L’attenzione è rivolta anche alla costruzione di nuove collaborazioni con altre realtà museali, culturali e associative del territorio regionale. Un approccio che richiama il lavoro svolto da Destinazione Jassa nei progetti dedicati ai borghi e all’innovazione sociale, dove la valorizzazione delle identità locali diventa il punto di partenza per creare relazioni, attrarre competenze e sviluppare nuove progettualità condivise.

«Sia Alessandro Turco che Federico Veltri – conclude Guzzo – continueranno a collaborare attivamente con la Fondazione dall’interno dell’Assemblea dei soci. Si tratta di figure che hanno dato un contributo importante alla crescita culturale di Dipignano e con le quali proseguirà una collaborazione che negli anni ha consentito la realizzazione di numerosi eventi e l’apertura della Biblioteca comunale annessa alla sede museale di Palazzo Marini Serra».

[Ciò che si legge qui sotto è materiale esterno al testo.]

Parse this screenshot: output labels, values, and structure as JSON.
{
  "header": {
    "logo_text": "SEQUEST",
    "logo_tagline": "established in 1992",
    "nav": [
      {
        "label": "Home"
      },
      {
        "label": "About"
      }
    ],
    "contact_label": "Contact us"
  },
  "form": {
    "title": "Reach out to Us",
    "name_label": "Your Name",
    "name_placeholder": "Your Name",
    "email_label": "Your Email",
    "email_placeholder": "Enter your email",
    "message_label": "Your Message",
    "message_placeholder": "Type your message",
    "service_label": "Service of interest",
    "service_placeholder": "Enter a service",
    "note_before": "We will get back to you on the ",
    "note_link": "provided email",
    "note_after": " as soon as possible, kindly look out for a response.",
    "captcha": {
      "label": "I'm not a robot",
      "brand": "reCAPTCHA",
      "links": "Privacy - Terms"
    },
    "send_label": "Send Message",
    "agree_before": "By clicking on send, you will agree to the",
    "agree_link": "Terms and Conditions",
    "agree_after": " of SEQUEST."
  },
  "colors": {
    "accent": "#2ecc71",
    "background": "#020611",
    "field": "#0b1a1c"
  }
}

La nomina di Carlo Misasi rappresenta dunque un passaggio che guarda oltre il semplice rinnovo degli incarichi. L’obiettivo è rafforzare una visione nella quale memoria, cultura, partecipazione e innovazione procedano insieme, trasformando il patrimonio storico in una risorsa viva e condivisa, capace di generare valore per il territorio e per le nuove generazioni.